Darin Ahmad (born 1 January 1979 in Hama, Syria) is a Syrian artist, poet and writer.

==Biography==
After finishing school in her home town, she moved to Aleppo in 1996 to study economics. Following her graduation from the University of Aleppo in July 2004, she lived in Damascus and worked as a web designer and editor for the internet magazine Maaber. Since the winter of 2012, Darin Ahmad has lived with her family in Berlin. In addition to her poetry, she has also been painting since 2015. Her paintings were featured in Alitihad Culture Newspaper in July 2017, BeiNNehreen Newspaper in October 2018 and Mirit Magazine in May 2019, following an article about her in Al-Arab Newspaper in September 2016 and an interview with eSyria published in March 2018. In June 2019, she published an article in The New Arab entitled 'This day is still mine', and in August 2019, the article 'Need of the central'. Further articles and poems have been published in Maaber Magazine from 2004 to the present day.

==Exhibitions==
Darin Ahmad first exhibited her work in the group show Fluchtpunkt, alongside Kefah Ali Deeb, Fouad El-Auwad, Akram Hamza and Adnan Sharbaji, at the Institut Français in Bonn from May to July 2016. The exhibition was organised with the support of ArtDialog e. V. and the German-Arabic Poetry Salon, and was held under the patronage of the Mayor of Bonn, Ashok Sridharan.

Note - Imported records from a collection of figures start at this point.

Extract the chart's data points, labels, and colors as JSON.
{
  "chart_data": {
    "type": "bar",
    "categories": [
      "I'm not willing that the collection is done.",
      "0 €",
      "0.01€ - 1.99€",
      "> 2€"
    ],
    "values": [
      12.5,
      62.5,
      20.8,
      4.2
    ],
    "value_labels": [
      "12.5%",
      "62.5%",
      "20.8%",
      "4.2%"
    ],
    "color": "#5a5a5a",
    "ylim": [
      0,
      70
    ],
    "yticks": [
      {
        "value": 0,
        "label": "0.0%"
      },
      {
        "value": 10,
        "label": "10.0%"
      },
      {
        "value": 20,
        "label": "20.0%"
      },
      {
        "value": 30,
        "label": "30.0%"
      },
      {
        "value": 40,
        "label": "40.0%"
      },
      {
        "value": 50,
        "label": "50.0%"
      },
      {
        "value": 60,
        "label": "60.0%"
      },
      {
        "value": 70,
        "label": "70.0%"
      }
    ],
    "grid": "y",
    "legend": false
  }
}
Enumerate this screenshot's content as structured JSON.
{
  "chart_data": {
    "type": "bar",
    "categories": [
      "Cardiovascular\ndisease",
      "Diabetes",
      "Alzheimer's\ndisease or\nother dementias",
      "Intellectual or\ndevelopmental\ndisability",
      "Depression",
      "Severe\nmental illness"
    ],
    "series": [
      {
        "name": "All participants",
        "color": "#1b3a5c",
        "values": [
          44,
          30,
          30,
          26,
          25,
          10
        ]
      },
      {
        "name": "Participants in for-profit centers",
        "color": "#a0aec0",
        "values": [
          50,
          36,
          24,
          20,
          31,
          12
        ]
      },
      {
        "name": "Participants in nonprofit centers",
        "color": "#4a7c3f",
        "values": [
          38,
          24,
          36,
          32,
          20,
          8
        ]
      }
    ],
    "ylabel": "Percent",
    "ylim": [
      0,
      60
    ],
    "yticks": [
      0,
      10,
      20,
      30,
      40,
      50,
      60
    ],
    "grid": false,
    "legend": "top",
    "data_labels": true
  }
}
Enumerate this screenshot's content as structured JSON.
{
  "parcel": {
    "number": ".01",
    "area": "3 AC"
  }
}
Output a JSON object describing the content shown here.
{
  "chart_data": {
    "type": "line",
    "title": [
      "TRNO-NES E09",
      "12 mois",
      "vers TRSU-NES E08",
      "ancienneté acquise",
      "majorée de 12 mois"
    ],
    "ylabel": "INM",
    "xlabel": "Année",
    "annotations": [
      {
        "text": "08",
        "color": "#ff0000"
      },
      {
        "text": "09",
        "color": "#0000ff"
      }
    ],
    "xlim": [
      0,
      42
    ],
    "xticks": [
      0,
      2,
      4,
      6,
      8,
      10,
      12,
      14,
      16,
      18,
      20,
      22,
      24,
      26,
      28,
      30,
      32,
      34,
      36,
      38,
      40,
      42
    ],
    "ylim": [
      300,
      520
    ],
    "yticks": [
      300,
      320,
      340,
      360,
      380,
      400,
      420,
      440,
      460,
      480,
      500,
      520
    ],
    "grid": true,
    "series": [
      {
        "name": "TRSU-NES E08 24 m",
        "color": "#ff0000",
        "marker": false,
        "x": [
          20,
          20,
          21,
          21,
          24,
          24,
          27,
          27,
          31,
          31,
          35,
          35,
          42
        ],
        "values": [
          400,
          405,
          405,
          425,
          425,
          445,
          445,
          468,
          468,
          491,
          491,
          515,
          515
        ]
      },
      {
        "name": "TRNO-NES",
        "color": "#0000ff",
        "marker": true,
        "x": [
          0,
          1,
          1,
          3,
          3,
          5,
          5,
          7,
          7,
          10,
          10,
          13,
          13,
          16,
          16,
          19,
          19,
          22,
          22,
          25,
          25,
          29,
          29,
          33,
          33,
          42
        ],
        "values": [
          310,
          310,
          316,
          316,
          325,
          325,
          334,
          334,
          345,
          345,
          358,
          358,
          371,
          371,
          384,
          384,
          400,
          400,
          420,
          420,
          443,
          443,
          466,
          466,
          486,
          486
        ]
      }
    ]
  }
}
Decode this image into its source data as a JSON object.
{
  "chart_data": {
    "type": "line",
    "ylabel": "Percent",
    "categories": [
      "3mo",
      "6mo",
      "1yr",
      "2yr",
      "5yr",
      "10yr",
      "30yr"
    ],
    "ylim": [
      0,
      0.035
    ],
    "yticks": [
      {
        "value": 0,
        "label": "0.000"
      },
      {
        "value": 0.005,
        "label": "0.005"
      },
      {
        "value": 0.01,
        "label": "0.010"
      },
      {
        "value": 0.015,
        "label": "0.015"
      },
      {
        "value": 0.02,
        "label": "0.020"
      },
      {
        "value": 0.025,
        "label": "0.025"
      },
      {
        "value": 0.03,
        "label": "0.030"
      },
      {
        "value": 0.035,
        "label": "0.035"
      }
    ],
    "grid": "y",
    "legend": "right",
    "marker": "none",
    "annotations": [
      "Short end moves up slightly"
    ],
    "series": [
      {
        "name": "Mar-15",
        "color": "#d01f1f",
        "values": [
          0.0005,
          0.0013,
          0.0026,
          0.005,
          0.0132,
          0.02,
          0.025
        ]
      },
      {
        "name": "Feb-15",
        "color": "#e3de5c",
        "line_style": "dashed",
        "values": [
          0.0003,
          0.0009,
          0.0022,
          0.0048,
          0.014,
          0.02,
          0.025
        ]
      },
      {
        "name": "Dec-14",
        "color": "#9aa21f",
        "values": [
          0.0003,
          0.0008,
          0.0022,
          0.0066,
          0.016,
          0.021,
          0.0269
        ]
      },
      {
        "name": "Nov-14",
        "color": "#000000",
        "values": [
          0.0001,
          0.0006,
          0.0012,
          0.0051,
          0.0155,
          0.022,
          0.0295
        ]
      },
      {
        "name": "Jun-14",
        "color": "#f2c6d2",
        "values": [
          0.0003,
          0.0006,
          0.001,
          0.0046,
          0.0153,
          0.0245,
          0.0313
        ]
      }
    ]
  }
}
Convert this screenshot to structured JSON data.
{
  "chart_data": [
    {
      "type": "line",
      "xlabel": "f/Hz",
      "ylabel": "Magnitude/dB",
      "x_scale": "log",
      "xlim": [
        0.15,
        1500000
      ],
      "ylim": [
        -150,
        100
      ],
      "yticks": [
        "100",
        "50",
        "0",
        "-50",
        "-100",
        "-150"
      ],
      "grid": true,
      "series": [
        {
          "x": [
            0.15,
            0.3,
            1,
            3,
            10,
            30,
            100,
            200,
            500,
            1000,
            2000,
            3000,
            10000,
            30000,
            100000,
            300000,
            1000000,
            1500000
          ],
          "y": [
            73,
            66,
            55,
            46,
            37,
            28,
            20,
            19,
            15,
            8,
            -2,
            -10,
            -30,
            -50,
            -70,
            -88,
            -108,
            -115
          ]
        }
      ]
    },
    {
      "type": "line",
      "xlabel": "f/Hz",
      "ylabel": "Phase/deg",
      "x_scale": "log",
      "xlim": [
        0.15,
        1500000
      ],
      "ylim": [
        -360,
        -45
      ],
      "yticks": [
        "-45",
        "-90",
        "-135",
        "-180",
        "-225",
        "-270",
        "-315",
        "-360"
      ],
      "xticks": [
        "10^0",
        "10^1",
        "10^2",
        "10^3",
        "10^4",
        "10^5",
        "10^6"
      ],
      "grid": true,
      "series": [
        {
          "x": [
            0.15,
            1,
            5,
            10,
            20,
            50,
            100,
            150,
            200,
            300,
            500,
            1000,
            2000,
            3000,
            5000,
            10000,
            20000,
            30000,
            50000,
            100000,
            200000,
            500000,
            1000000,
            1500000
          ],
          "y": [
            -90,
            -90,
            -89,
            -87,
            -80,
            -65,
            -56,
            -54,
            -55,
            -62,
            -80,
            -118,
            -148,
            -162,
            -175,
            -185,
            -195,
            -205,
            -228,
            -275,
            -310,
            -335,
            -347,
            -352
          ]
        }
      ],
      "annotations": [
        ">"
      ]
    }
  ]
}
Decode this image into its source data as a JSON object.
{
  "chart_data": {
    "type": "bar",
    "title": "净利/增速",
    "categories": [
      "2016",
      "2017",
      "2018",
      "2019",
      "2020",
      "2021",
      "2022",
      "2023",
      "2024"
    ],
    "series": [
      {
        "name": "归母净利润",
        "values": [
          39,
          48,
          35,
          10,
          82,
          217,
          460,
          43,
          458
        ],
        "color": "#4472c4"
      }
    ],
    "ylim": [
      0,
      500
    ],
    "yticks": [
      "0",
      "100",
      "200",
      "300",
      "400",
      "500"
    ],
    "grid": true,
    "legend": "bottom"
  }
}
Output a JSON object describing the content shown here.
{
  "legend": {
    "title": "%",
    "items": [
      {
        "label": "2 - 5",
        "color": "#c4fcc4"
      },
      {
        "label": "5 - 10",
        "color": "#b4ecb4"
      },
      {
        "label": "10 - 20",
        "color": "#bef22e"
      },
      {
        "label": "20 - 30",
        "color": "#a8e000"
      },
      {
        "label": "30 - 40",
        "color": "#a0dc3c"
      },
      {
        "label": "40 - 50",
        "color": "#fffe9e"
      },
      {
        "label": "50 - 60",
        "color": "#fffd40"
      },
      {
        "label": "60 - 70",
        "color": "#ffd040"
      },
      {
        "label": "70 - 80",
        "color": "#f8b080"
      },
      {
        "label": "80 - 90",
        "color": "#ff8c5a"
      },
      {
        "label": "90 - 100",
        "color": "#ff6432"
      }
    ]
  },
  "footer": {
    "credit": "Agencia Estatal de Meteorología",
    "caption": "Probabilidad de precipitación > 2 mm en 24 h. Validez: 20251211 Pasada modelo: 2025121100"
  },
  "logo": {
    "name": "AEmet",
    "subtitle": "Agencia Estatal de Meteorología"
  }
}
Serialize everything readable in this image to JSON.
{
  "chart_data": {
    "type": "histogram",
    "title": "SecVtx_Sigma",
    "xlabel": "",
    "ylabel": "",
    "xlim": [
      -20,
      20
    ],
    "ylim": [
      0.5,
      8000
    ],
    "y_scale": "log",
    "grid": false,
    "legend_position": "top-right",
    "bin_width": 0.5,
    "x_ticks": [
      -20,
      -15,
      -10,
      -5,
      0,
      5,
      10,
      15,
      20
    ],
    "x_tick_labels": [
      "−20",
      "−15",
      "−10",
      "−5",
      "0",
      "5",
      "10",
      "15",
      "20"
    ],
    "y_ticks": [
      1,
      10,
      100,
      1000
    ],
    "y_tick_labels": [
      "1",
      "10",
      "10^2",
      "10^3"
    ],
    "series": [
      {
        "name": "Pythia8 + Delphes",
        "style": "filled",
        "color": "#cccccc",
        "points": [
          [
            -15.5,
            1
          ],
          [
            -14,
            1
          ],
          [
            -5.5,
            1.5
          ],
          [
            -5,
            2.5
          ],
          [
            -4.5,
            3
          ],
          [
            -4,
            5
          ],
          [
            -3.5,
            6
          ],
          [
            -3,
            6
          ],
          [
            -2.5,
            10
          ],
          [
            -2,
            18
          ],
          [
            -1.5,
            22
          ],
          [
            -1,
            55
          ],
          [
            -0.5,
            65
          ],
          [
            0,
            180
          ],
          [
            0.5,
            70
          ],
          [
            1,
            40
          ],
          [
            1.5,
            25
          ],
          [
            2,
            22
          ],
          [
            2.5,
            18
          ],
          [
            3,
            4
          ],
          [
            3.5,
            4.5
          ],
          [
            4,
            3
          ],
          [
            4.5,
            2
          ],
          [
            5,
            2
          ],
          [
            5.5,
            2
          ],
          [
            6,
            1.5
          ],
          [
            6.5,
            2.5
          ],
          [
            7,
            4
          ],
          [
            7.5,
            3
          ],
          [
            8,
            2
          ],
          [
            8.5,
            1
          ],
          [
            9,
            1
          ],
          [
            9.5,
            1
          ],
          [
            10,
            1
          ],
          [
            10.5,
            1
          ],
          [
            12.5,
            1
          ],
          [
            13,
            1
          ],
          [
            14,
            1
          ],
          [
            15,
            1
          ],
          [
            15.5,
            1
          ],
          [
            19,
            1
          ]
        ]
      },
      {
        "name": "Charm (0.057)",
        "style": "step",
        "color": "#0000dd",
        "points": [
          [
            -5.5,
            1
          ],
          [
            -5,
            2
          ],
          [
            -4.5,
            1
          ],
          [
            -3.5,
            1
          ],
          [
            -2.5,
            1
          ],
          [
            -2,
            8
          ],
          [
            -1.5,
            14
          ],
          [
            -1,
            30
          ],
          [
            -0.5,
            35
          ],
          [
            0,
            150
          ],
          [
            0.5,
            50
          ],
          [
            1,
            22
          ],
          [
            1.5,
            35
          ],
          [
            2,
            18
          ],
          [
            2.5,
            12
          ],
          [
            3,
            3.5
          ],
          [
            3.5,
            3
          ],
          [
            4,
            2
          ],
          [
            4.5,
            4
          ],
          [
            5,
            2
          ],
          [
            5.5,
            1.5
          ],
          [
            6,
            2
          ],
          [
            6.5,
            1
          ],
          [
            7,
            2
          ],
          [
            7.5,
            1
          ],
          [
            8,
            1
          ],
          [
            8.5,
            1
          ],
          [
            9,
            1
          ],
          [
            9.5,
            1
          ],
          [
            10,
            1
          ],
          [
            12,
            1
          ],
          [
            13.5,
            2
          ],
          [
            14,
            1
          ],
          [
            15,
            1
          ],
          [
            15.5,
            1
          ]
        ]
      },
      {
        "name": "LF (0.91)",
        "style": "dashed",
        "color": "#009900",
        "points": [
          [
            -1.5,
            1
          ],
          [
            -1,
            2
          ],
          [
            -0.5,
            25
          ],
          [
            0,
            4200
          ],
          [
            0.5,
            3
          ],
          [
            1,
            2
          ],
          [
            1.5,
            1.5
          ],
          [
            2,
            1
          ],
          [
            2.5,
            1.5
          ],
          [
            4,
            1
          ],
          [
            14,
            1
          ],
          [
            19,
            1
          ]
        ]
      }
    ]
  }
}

A further exhibition, Two Faces, held jointly with Frances Aviva Blane, was shown at the residence of the German ambassador in London from July 2016 to January 2017. In February and March 2017, Ahmad's work was on view at the Crypt Gallery in London as part of the exhibition Radical Love: Female Lust. Her work was also permanently exhibited at the Palais am Festungsgraben in Berlin-Mitte, at the offices of Kiron Open Higher Education, from January 2017 to May 2019.